Un golpe sordo resonó en el silencio.
Cristina cayó pesadamente en lo que parecía un pozo, con el olor a tierra llenándole las fosas nasales y haciéndola toser.
Se dio cuenta de que se había lesionado el tobillo en cuanto se movió.
Antes de que pudiera reaccionar, oyó el ruido de algo más pesado que caía a su lado.
—Cristina, ¿estás herida?
La voz grave y magnética de un hombre atravesó la oscuridad, seguida de la tenue luz de la luna que revelaba su rostro.
—¿Francisco?
Cristina estaba tan enfadada que le golpeó en la cabeza.
—¿Por qué no me dijiste antes que eras tú? Me has asustado.
Francisco se frotó la cabeza. No estaba enfadado, sino que simplemente se rio. —Te dije que no corrieras, así que ¿cómo podrías culparme?
Y añadió: —Esta zona se alquiló a un equipo de rodaje para filmar, y muchas zonas están aún en obras. Seguro que te haces daño si corres por ahí.
Cristina puso los ojos en blanco, frustrada.
No es de extrañar que las farolas se apagaran de repente. El equipo de rodaje había terminado de filmar y se había marchado.
«¡Qué error tan vergonzoso he cometido!»
—Tienes que pedir ayuda. Me he torcido el pie y ahora no puedo moverme —dijo Cristina, mirando a Francisco.
A juzgar por el tiempo que llevaba cayendo, el pozo no era poco profundo, sino muy hondo.
Subir sin herramientas ni ayuda era imposible.
Francisco se palpó los dos bolsillos vacíos con impotencia.
—Estaba filmando hace un momento y no traje mi teléfono. ¿Y tú?
Cristina había traído el suyo, pero se le había caído al caerse.
Suspiró levemente, sintiendo como si incluso el cielo le estuviera jugando una mala pasada.
Sólo podían esperar a que alguien se diera cuenta de su desaparición y viniera a buscarlos.
—Es mi mala suerte —dijo Cristina, suspirando.
—No te deprimas tanto. Mucha gente quiere pasar una noche con una gran celebridad como yo, pero nunca tienen la oportunidad de hacerlo. Sin embargo, tú suspiras. —Francisco se sentó a su lado mientras decía eso en tono burlón. Y añadió con un bufido: —Yo ni siquiera me he quejado de ti, ¿pero tú ya te quejas de mí?
A Cristina le hizo gracia su burla y se echó a reír. —Nunca hablas en serio.
—¿Por qué molestarse en hablar en serio? De todos modos, no le importo a nadie —se burló Francisco.
Su padre no había vuelto últimamente a la villa de su madre, por lo que ella lloraba todos los días. Él no sabía cómo consolarla.
Desde muy joven supo que algunas cosas eran temporales.
Un día tendrían que marcharse, y él no podría aferrarse a nada.
Casualmente, un director le encontró y le ofreció un trabajo, y él lo aceptó simplemente porque pensó que sería algo divertido.
Francisco, que solía ser despreocupado, se emocionó de repente, dejando a Cristina sin palabras.
Los dos se sentaron juntas, sin saber cuánto tiempo había pasado hasta que Cristina empezó a sentir sueño.
El viento frío seguía soplando, haciéndola sentir aún más fría y agotada.
De repente, el calor se extendió por sus hombros.
Francisco iba vestido con un traje antiguo para la película. En ese momento, se había quitado la capa y se la había puesto a Cristina.
—No me des tu ropa. Te resfriarás y me echarás la culpa después —dijo Cristina, intentando devolverle la capa.
De hecho, llevaba un jersey debajo, así que no le hacía demasiado frío.
—No hace falta.

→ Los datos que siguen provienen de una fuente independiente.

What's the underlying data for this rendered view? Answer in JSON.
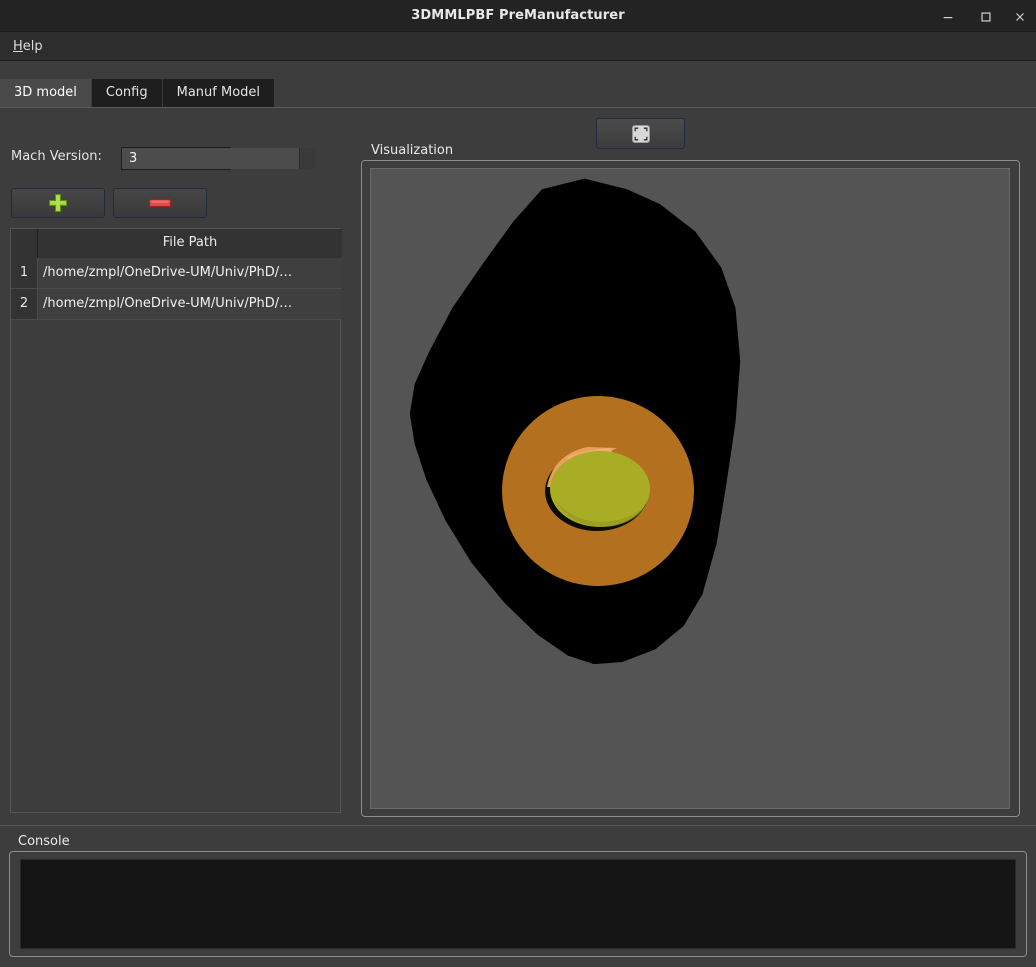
{
  "window": {
    "title": "3DMMLPBF PreManufacturer",
    "minimize_icon": "minimize-icon",
    "maximize_icon": "maximize-icon",
    "close_icon": "close-icon"
  },
  "menubar": {
    "items": [
      {
        "label": "Help",
        "mnemonic": "H",
        "rest": "elp"
      }
    ]
  },
  "tabs": [
    {
      "label": "3D model",
      "active": true
    },
    {
      "label": "Config",
      "active": false
    },
    {
      "label": "Manuf Model",
      "active": false
    }
  ],
  "left_panel": {
    "mach_version_label": "Mach Version:",
    "mach_version_value": "3",
    "mach_version_placeholder": "",
    "add_button": {
      "label": "",
      "icon": "plus-icon",
      "color": "#9fd636"
    },
    "remove_button": {
      "label": "",
      "icon": "minus-icon",
      "color": "#e04a4a"
    },
    "table": {
      "columns": [
        "",
        "File Path"
      ],
      "rows": [
        {
          "num": "1",
          "path": "/home/zmpl/OneDrive-UM/Univ/PhD/…"
        },
        {
          "num": "2",
          "path": "/home/zmpl/OneDrive-UM/Univ/PhD/…"
        }
      ]
    }
  },
  "toolbar": {
    "fit_view_button": {
      "label": "",
      "icon": "fit-view-icon"
    }
  },
  "visualization": {
    "legend": "Visualization",
    "viewport": {
      "background_color": "#545454",
      "model_color": "#000000",
      "bore_color": "#b3701f",
      "inner_face_color": "#a9ad26",
      "highlight_color": "#e8a15c",
      "shadow_color": "#0c0c06"
    }
  },
  "console": {
    "legend": "Console",
    "text": "",
    "placeholder": ""
  },
  "colors": {
    "window_background": "#3d3d3d",
    "titlebar_background": "#232323",
    "menubar_background": "#2d2d2d",
    "tab_inactive": "#1e1e1e",
    "tab_active": "#4a4a4a",
    "text_primary": "#e8e8e8",
    "groupbox_border": "#8d8d8d",
    "button_border": "#232b40",
    "console_background": "#141414"
  }
}
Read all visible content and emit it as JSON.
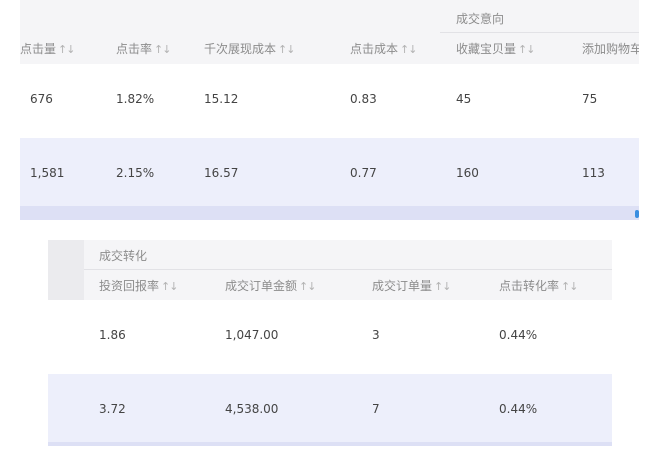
{
  "top_table": {
    "group_label": "成交意向",
    "columns": [
      "点击量",
      "点击率",
      "千次展现成本",
      "点击成本",
      "收藏宝贝量",
      "添加购物车"
    ],
    "sort_glyph": "↑↓",
    "rows": [
      [
        "676",
        "1.82%",
        "15.12",
        "0.83",
        "45",
        "75"
      ],
      [
        "1,581",
        "2.15%",
        "16.57",
        "0.77",
        "160",
        "113"
      ]
    ]
  },
  "bottom_table": {
    "group_label": "成交转化",
    "columns": [
      "投资回报率",
      "成交订单金额",
      "成交订单量",
      "点击转化率"
    ],
    "sort_glyph": "↑↓",
    "rows": [
      [
        "1.86",
        "1,047.00",
        "3",
        "0.44%"
      ],
      [
        "3.72",
        "4,538.00",
        "7",
        "0.44%"
      ]
    ]
  },
  "colors": {
    "header_bg": "#f5f5f7",
    "alt_row_bg": "#edeffb",
    "footer_stripe": "#dde0f5",
    "scroll_indicator": "#3b8fe0"
  }
}
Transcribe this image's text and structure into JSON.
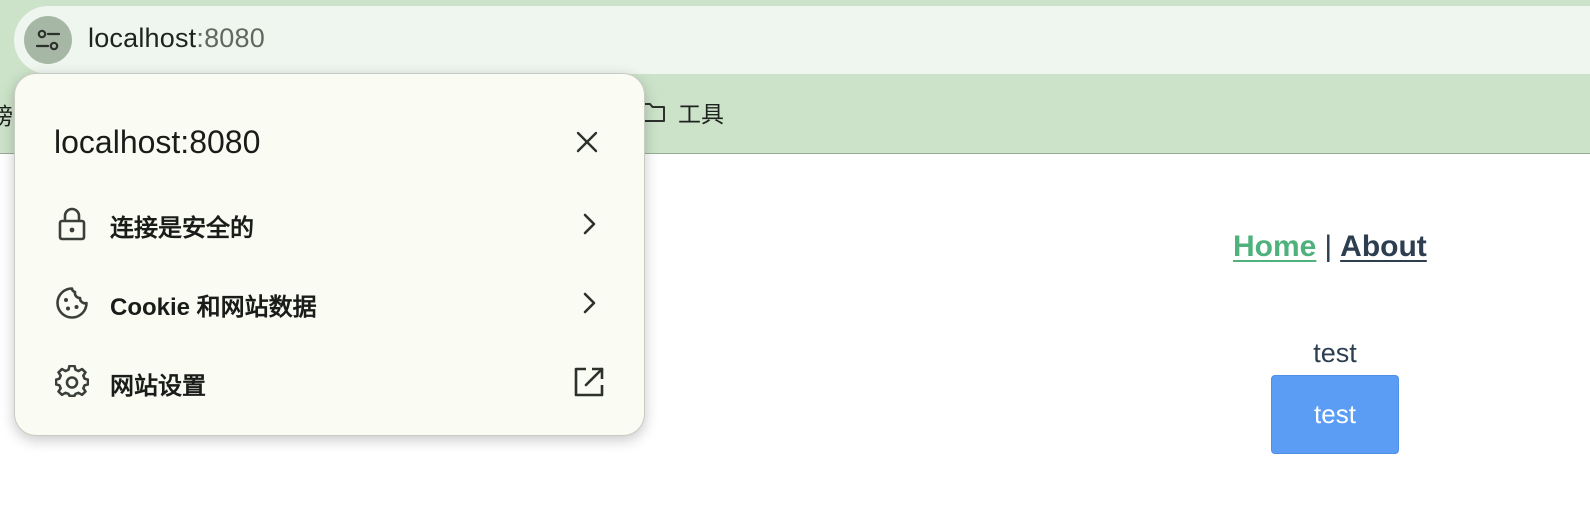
{
  "browser": {
    "url_host": "localhost",
    "url_port": ":8080",
    "bookmark_cut_label": "谤站",
    "bookmark_tools_label": "工具"
  },
  "popup": {
    "title": "localhost:8080",
    "rows": [
      {
        "label": "连接是安全的",
        "icon": "lock-icon",
        "trailing_icon": "chevron-right-icon"
      },
      {
        "label": "Cookie 和网站数据",
        "icon": "cookie-icon",
        "trailing_icon": "chevron-right-icon"
      },
      {
        "label": "网站设置",
        "icon": "gear-icon",
        "trailing_icon": "open-in-new-icon"
      }
    ]
  },
  "page": {
    "nav": {
      "home_label": "Home",
      "separator": "|",
      "about_label": "About"
    },
    "test_text": "test",
    "test_button_label": "test"
  },
  "colors": {
    "chrome_bg": "#cce3c9",
    "omnibox_bg": "#eff6ef",
    "popup_bg": "#fafbf3",
    "nav_home": "#4fb27d",
    "nav_about": "#2c3e50",
    "button_bg": "#5b9cf5"
  }
}
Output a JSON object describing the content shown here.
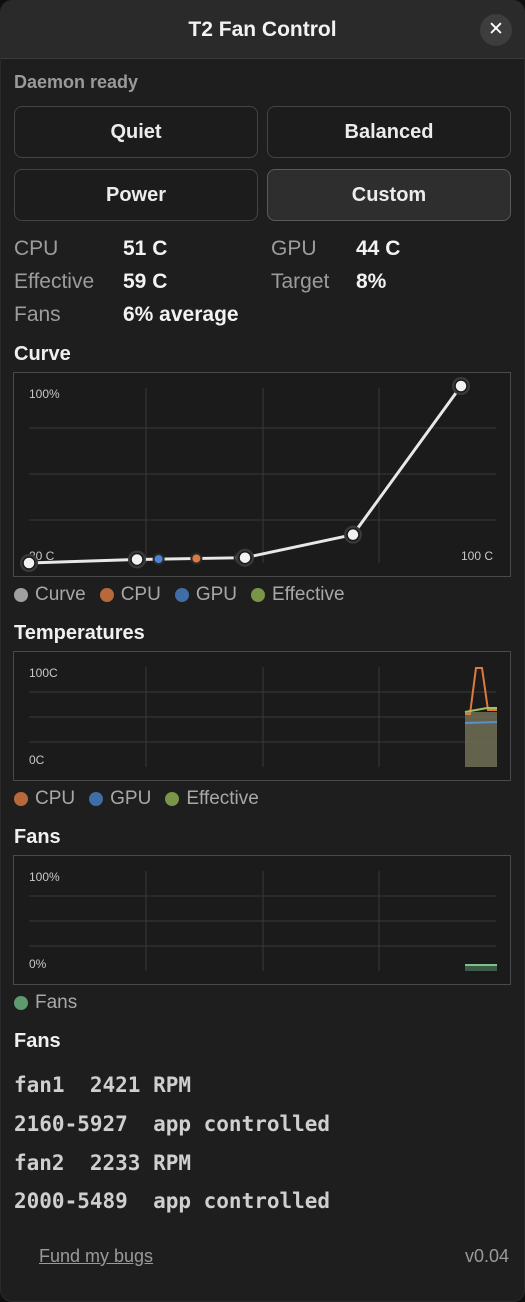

Llevo un traje antiguo, así que hay bastantes capas —dijo Francisco y tomándole la manita.
Tenía la mano tan fría que parecía un bloque de hielo.
Cristina retiró suavemente la mano, la envolvió con la capa y dejó de discutir.
La noche parecía interminable y no sabían cuándo alguien se daría cuenta de que habían desaparecido.
Observaron cómo la oscuridad se desvanecía gradualmente en gris claro, luego en azul pálido...
Cristina ya tenía ojeras.
Cuando fuera hubo un poco más de luz, el equipo de rodaje, que había llegado pronto para la filmación, descubrió por fin que los dos habían caído en un pozo.